Community members have taken action.

The Metolius Basin Clean Up Contest, a community-wide project spearheaded by Jennie Sharp and sponsored by the Black Butte School Parent Teacher Organization, took place May 26-31. Individuals and families set off with a mission to clean up their beloved forests, competing in the following four categories:

1. Most pounds of trash collected.

2. Greatest number of hours logged.

3. Greatest number of campsites cleaned up.

4. Greatest number of illegal campfire rings decommissioned.

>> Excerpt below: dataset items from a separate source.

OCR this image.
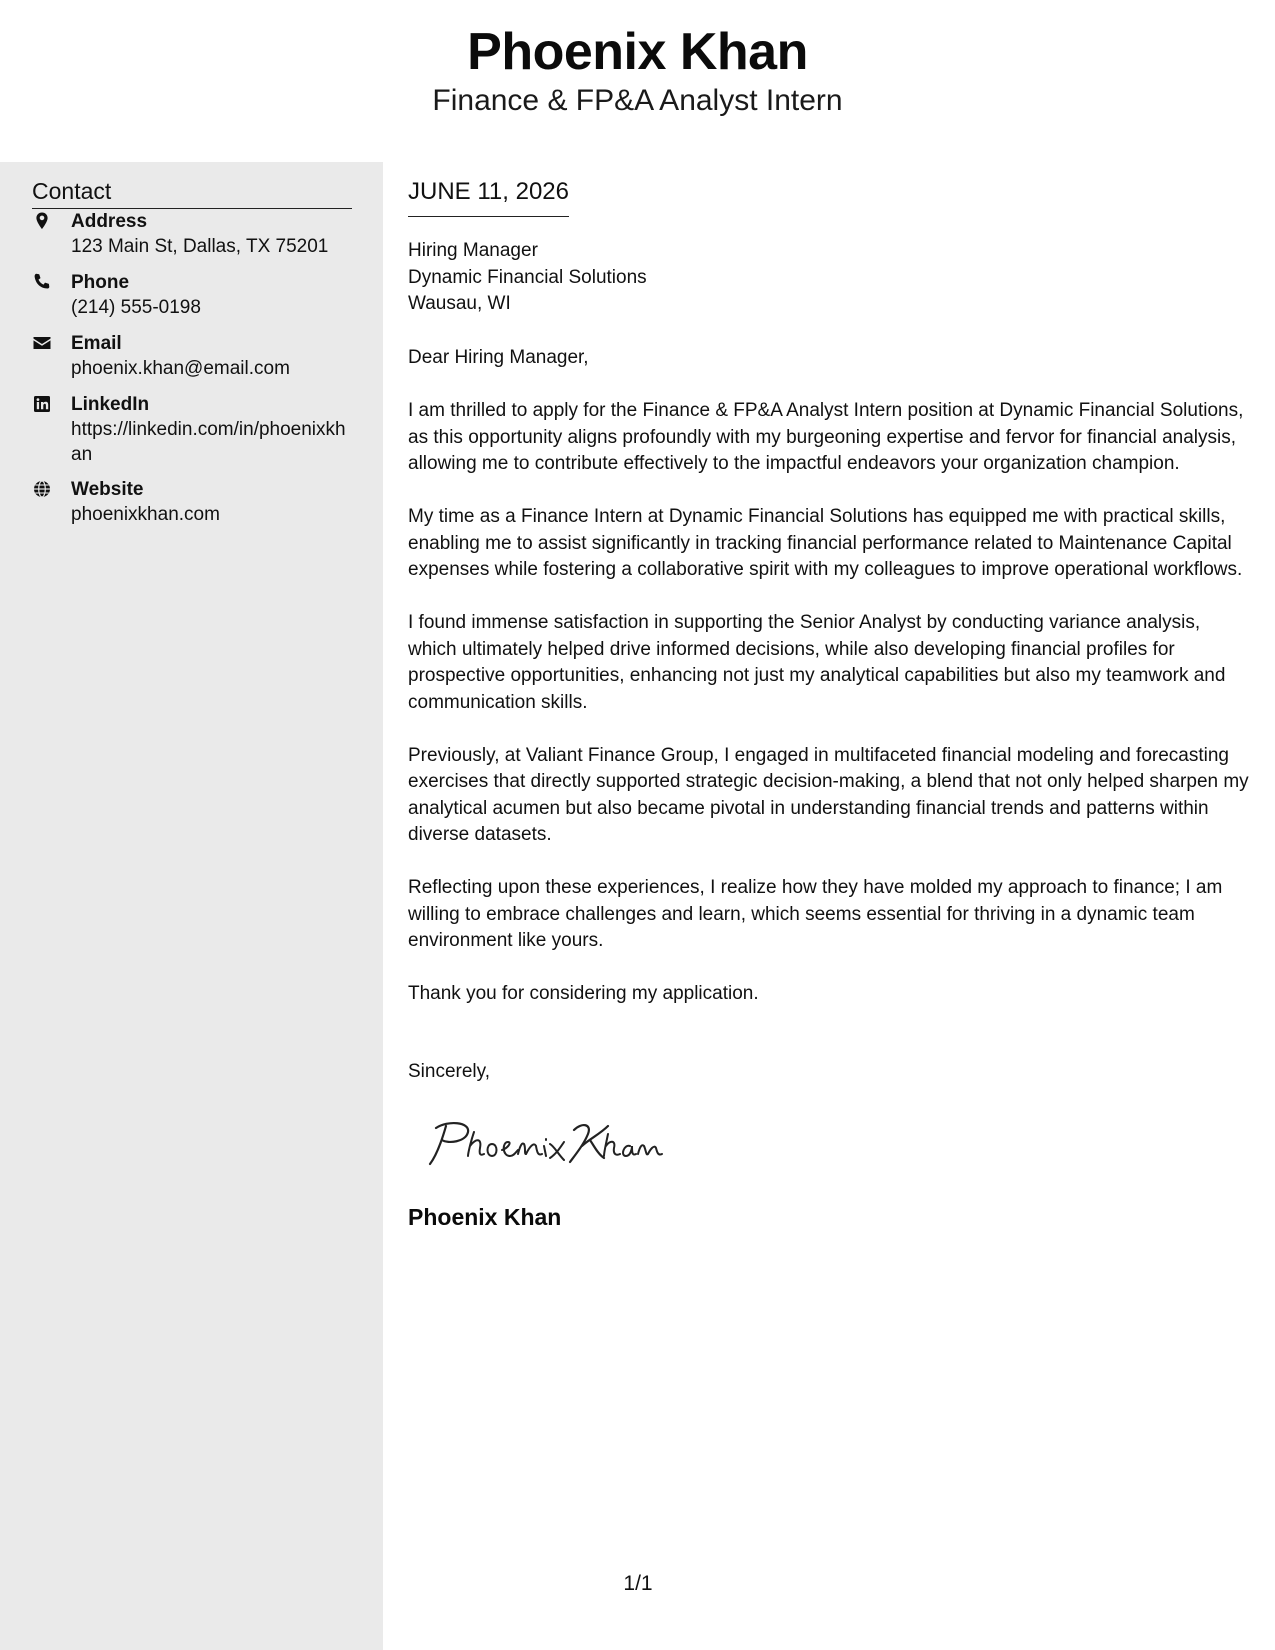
Phoenix Khan
Finance & FP&A Analyst Intern
Contact
Address
123 Main St, Dallas, TX 75201
Phone
(214) 555-0198
Email
phoenix.khan@email.com
LinkedIn
https://linkedin.com/in/phoenixkhan
Website
phoenixkhan.com
JUNE 11, 2026
Hiring Manager
Dynamic Financial Solutions
Wausau, WI

Dear Hiring Manager,

I am thrilled to apply for the Finance & FP&A Analyst Intern position at Dynamic Financial Solutions, as this opportunity aligns profoundly with my burgeoning expertise and fervor for financial analysis, allowing me to contribute effectively to the impactful endeavors your organization champion.

My time as a Finance Intern at Dynamic Financial Solutions has equipped me with practical skills, enabling me to assist significantly in tracking financial performance related to Maintenance Capital expenses while fostering a collaborative spirit with my colleagues to improve operational workflows.

I found immense satisfaction in supporting the Senior Analyst by conducting variance analysis, which ultimately helped drive informed decisions, while also developing financial profiles for prospective opportunities, enhancing not just my analytical capabilities but also my teamwork and communication skills.

Previously, at Valiant Finance Group, I engaged in multifaceted financial modeling and forecasting exercises that directly supported strategic decision-making, a blend that not only helped sharpen my analytical acumen but also became pivotal in understanding financial trends and patterns within diverse datasets.

Reflecting upon these experiences, I realize how they have molded my approach to finance; I am willing to embrace challenges and learn, which seems essential for thriving in a dynamic team environment like yours.

Thank you for considering my application.

Sincerely,
Phoenix Khan
1/1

Those who scored highest in a category won a $25 gift card to a local business, including Paulina Springs Books, Spoons, Hike-n-Peaks, and The Paper Place. Others who participated earned gift certificates to the Camp Sherman Store, which donated $55 of prizes. A $100 cash grand prize was awarded to the contestant with the highest totals across all categories. Special recognition went to the weirdest item (a 1990s flip phone) and most useful item collected (fly fishing reel).

The contest’s successes were announced to students during a daily school meeting via Zoom: 25 people spent 95 total hours cleaning up 64 dispersed campsites and decommissioning 22 illegal fire rings. This resulted in a whopping 262 total pounds of garbage collected. One family even collected a mattress.

Stewardship is an important aspect to students’ education at Black Butte School, and the contest provided an opportunity to make a positive impact on the environment and community. As a part of their schoolwork, they created signs to promote the contest and “Leave No Trace” ethics, which were set out in Camp Sherman before the holiday weekend. Many worked alongside their parents picking up trash during the contest; the grand prize winner logging over 12 hours of work.